Acute PG/VG exposure increases upper airway MUC5AC and STIM1 expression in mice. (A) Left: Representative Western blot of MUC5AC from the nasal epithelia of wild-type mice after 3 hours of acute exposure to PG/VG or air (control). Right: Western blot probing for MUC5AC in wild-type and MUC5AC knockout mice as an antibody control. (B) Densitometric analysis of MUC5AC expression in PG/VG- and air-exposed mice (n = 6 per group). (C) Representative Western blot of STIM1 with GAPDH as the loading control in nasal epithelia of mice after 3 hours of exposure to PG/VG or air. (D) Densitometric analysis of STIM1 expression normalized to GAPDH in PG/VG-exposed mice compared with air (both n = 6). *P ≤ 0.05 in PG/VG compared with air. Data shown as means ± SD. The numbers on Western blots indicate protein from individual mice.
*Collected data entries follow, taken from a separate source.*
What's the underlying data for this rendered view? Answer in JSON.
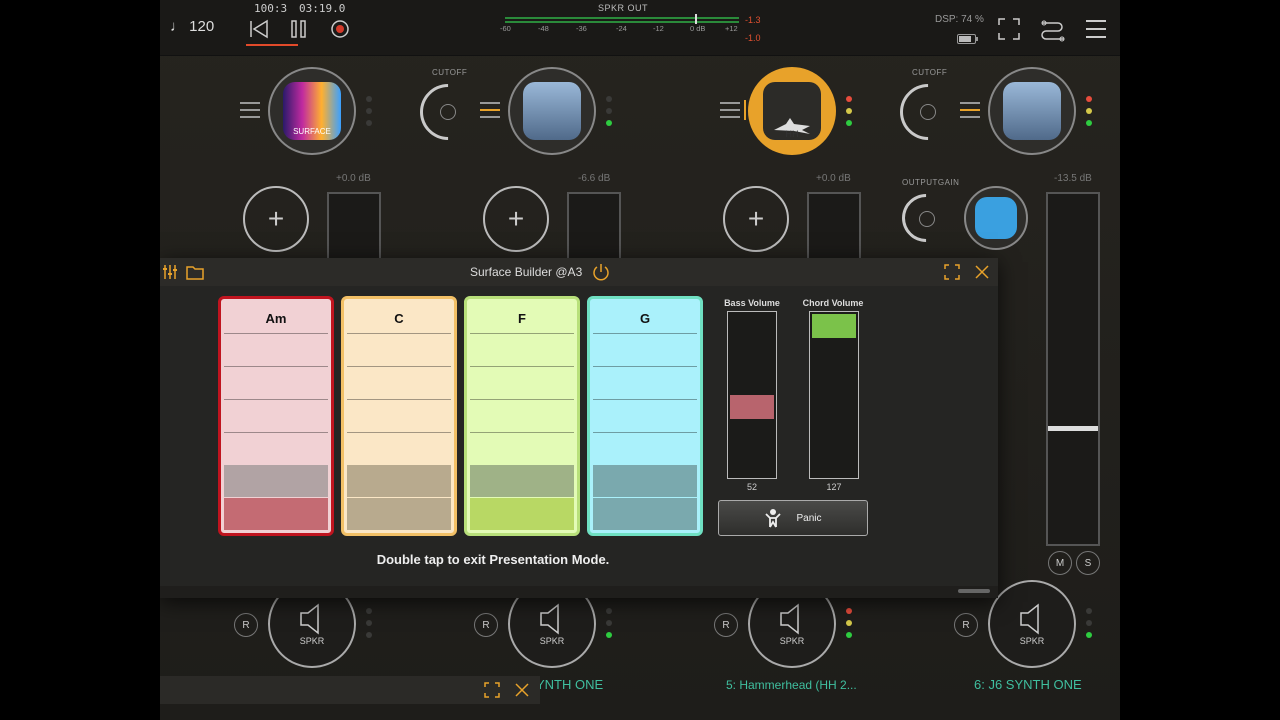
{
  "transport": {
    "tempo": "♩ 120",
    "bar_position": "100:3",
    "time": "03:19.0"
  },
  "meter": {
    "title": "SPKR OUT",
    "scale": [
      "-60",
      "-48",
      "-36",
      "-24",
      "-12",
      "0 dB",
      "+12"
    ],
    "peak_top": "-1.3",
    "peak_bottom": "-1.0"
  },
  "dsp": "DSP: 74 %",
  "strips": [
    {
      "plugin_label": "SURFACE",
      "gain": "+0.0 dB",
      "output": "SPKR",
      "knob_label": ""
    },
    {
      "plugin_label": "",
      "gain": "-6.6 dB",
      "output": "SPKR",
      "knob_label": "CUTOFF",
      "track_name": "YNTH ONE"
    },
    {
      "plugin_label": "HH",
      "gain": "+0.0 dB",
      "output": "SPKR",
      "knob_label": "",
      "track_name": "5: Hammerhead (HH 2..."
    },
    {
      "plugin_label": "",
      "gain": "-13.5 dB",
      "output": "SPKR",
      "knob_label": "CUTOFF",
      "knob2_label": "OUTPUTGAIN",
      "track_name": "6: J6 SYNTH ONE"
    }
  ],
  "record_label": "R",
  "mute_label": "M",
  "solo_label": "S",
  "surface_builder": {
    "title": "Surface Builder @A3",
    "pads": [
      {
        "label": "Am",
        "border": "#c0141f",
        "fill": "#f1d1d4",
        "dark": "#b1a3a4",
        "active": "#c46b73"
      },
      {
        "label": "C",
        "border": "#f2c066",
        "fill": "#fbe7c6",
        "dark": "#b8aa8e",
        "active": "#b8aa8e"
      },
      {
        "label": "F",
        "border": "#b8e07a",
        "fill": "#e3fbb6",
        "dark": "#9fb287",
        "active": "#b8d864"
      },
      {
        "label": "G",
        "border": "#6fe0c2",
        "fill": "#aaf1fb",
        "dark": "#7aa9ae",
        "active": "#7aa9ae"
      }
    ],
    "bass_volume": {
      "label": "Bass Volume",
      "value": "52",
      "level": 0.41,
      "color": "#b8646d"
    },
    "chord_volume": {
      "label": "Chord Volume",
      "value": "127",
      "level": 1.0,
      "color": "#7bc24a"
    },
    "panic_label": "Panic",
    "hint": "Double tap to exit Presentation Mode."
  },
  "colors": {
    "accent": "#e8a22a",
    "track_name": "#3fbf9f",
    "led_green": "#2ecc40",
    "led_red": "#e74c3c",
    "led_yellow": "#d4c84a"
  }
}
KO = knockout; MUC5AC = mucin 5AC; PG/VG = propylene glycol/vegetable glycerin; STIM1 = stromal interaction protein 1; WT = wild type.

Figure 5.

PG/VG affects membrane fluidity and protein diffusion. (A) Confocal micrographs (x–z plane) of human bronchial epithelial cultures (HBECs) stained with calcein (green) and Pixie Dust e-liquid excited at 405 nm (red). Representative images of three independent experiments were taken before and 10 minutes after addition of e-liquid. The dashed yellow lines indicate the apical surface of the culture. (B) Representative x–y-plane confocal micrograph of HEK293T cells (gray differential interference contrast image) before and after 5 minutes of exposure to Pixie Dust e-liquid (purple). (C) Emission scan of merocyanine 540 (M540) in HBECs. Black circles, vehicle at 37°C; red squares, 3% PG/VG at 37°C; blue triangles, vehicle at 4°C. All n = 9 cultures from three separate donors. (D and E) Fluorescence recovery after photobleaching of (D) Orai1-YFP and (E) Ano1-GFP in HEK293T cells after vehicle or 3% PG/VG exposure. Cells transfected with Orai1-YFP or Ano1-GFP were exposed to PG/VG for 1 hour before FRAP was measured. Data shown as means ± SEM. All n = 12–16 cultures per group from three or four independent experiments. *P ≤  0.05. Ano1 = anoctamin 1; FRAP = fluorescence recovery after photobleaching; GFP = green fluorescent protein; Orai1 = calcium release-activated calcium modulator 1; PG/VG = propylene glycol/vegetable glycerin; RG = Ringer’s glucose; YFP = yellow fluorescent protein.